Although the first Bitcoin was mined in 2009, the value of the “cryptocurrency” and new alternatives like Litecoin and Monero have risen dramatically in recent months. Once primarily the domain of cybercriminals and underground operators attracted by anonymous transactions, Bitcoin in particular has become big business, with even the Chicago Mercantile Exchange recently announcing it would begin trading in Bitcoin futures. While still volatile, Bitcoin values alone have risen by 860% since the beginning of 2017 (Figure 1), while Monero prices are up over 1200% (Figure 2). Predictably, threat actors are following the money and finding ways to target these new currencies and their users.
Figure 1: Bitcoin price trend, 2017 YTD, courtesy of cryptocurrencychart.com
Figure 2: Ethereum, Litecoin, and Monero price trends, 2017 YTD, courtesy of cryptocurrencychart.com
Cryptocurrencies are created through a process called mining.
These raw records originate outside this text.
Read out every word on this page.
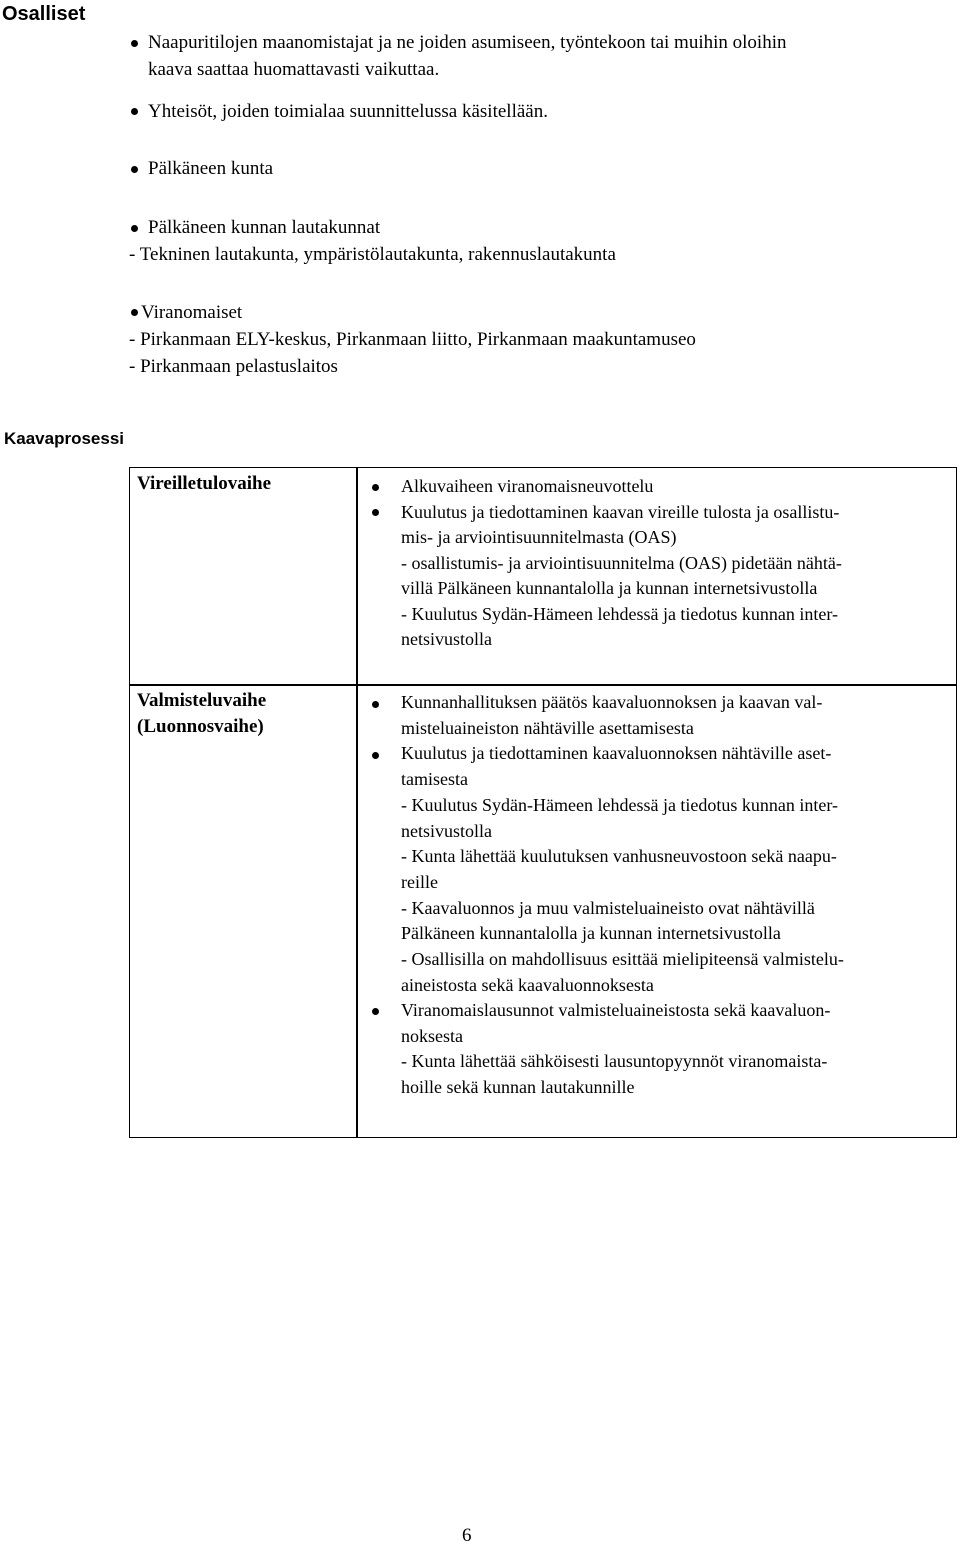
Osalliset
Naapuritilojen maanomistajat ja ne joiden asumiseen, työntekoon tai muihin oloihin
kaava saattaa huomattavasti vaikuttaa.
Yhteisöt, joiden toimialaa suunnittelussa käsitellään.
Pälkäneen kunta
Pälkäneen kunnan lautakunnat
- Tekninen lautakunta, ympäristölautakunta, rakennuslautakunta
Viranomaiset
- Pirkanmaan ELY-keskus, Pirkanmaan liitto, Pirkanmaan maakuntamuseo
- Pirkanmaan pelastuslaitos
Kaavaprosessi
Vireilletulovaihe	Alkuvaiheen viranomaisneuvottelu
Kuulutus ja tiedottaminen kaavan vireille tulosta ja osallistu-
mis- ja arviointisuunnitelmasta (OAS)
- osallistumis- ja arviointisuunnitelma (OAS) pidetään nähtä-
villä Pälkäneen kunnantalolla ja kunnan internetsivustolla
- Kuulutus Sydän-Hämeen lehdessä ja tiedotus kunnan inter-
netsivustolla
Valmisteluvaihe
(Luonnosvaihe)
Kunnanhallituksen päätös kaavaluonnoksen ja kaavan val-
misteluaineiston nähtäville asettamisesta
Kuulutus ja tiedottaminen kaavaluonnoksen nähtäville aset-
tamisesta
- Kuulutus Sydän-Hämeen lehdessä ja tiedotus kunnan inter-
netsivustolla
- Kunta lähettää kuulutuksen vanhusneuvostoon sekä naapu-
reille
- Kaavaluonnos ja muu valmisteluaineisto ovat nähtävillä
Pälkäneen kunnantalolla ja kunnan internetsivustolla
- Osallisilla on mahdollisuus esittää mielipiteensä valmistelu-
aineistosta sekä kaavaluonnoksesta
Viranomaislausunnot valmisteluaineistosta sekä kaavaluon-
noksesta
- Kunta lähettää sähköisesti lausuntopyynnöt viranomaista-
hoille sekä kunnan lautakunnille
6
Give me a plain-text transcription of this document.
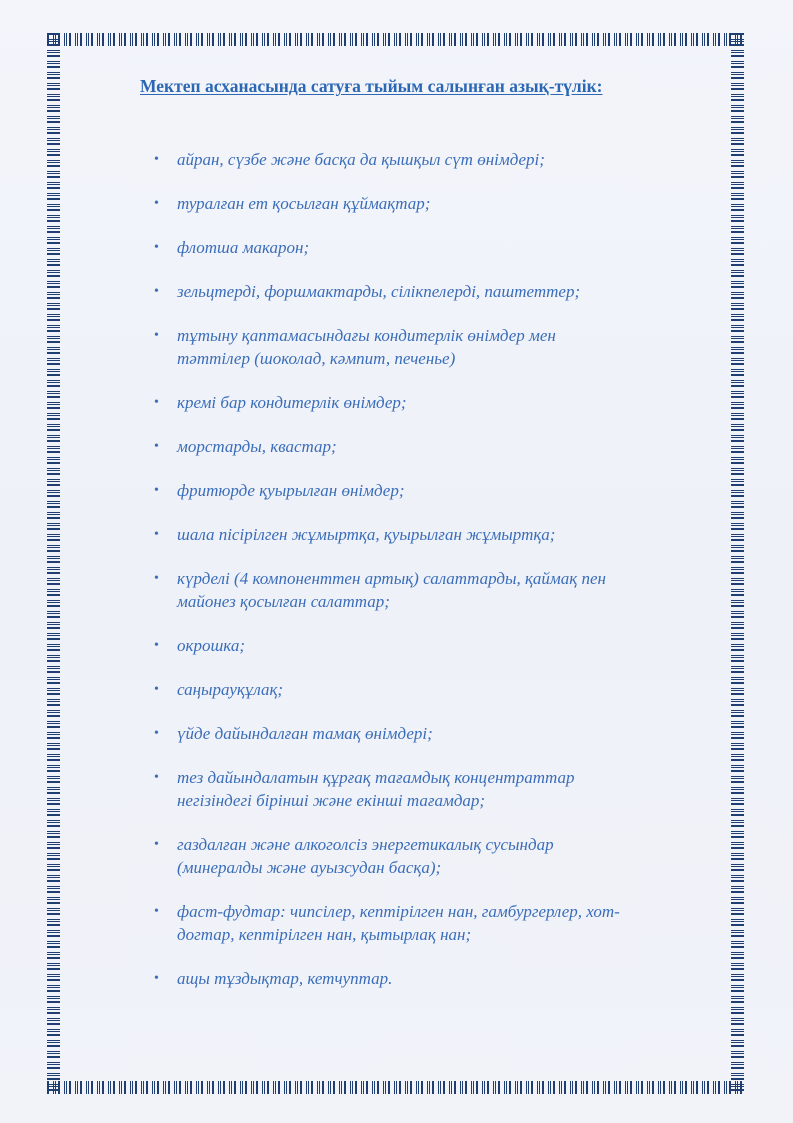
Мектеп асханасында сатуға тыйым салынған азық-түлік:
• айран, сүзбе және басқа да қышқыл сүт өнімдері;
• туралған ет қосылған құймақтар;
• флотша макарон;
• зельцтерді, форшмактарды, сілікпелерді, паштеттер;
• тұтыну қаптамасындағы кондитерлік өнімдер мен
тәттілер (шоколад, кәмпит, печенье)
• кремі бар кондитерлік өнімдер;
• морстарды, квастар;
• фритюрде қуырылған өнімдер;
• шала пісірілген жұмыртқа, қуырылған жұмыртқа;
• күрделі (4 компоненттен артық) салаттарды, қаймақ пен
майонез қосылған салаттар;
• окрошка;
• саңырауқұлақ;
• үйде дайындалған тамақ өнімдері;
• тез дайындалатын құрғақ тағамдық концентраттар
негізіндегі бірінші және екінші тағамдар;
• газдалған және алкоголсіз энергетикалық сусындар
(минералды және ауызсудан басқа);
• фаст-фудтар: чипсілер, кептірілген нан, гамбургерлер, хот-
догтар, кептірілген нан, қытырлақ нан;
• ащы тұздықтар, кетчуптар.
At the simplest level, mining involves solving math problems of increasing complexity to unlock new units of currency. The increasing complexity creates scarcity, as do preset caps on the number of units that can ultimately be mined. This complexity has made it nearly impossible to mine Bitcoins outside of supercomputing environments, but alternatives like Litecoin and Monero can still be effectively mined with desktop CPU resources. Miners invest CPU cycles and energy for the potential rewards: free currency units.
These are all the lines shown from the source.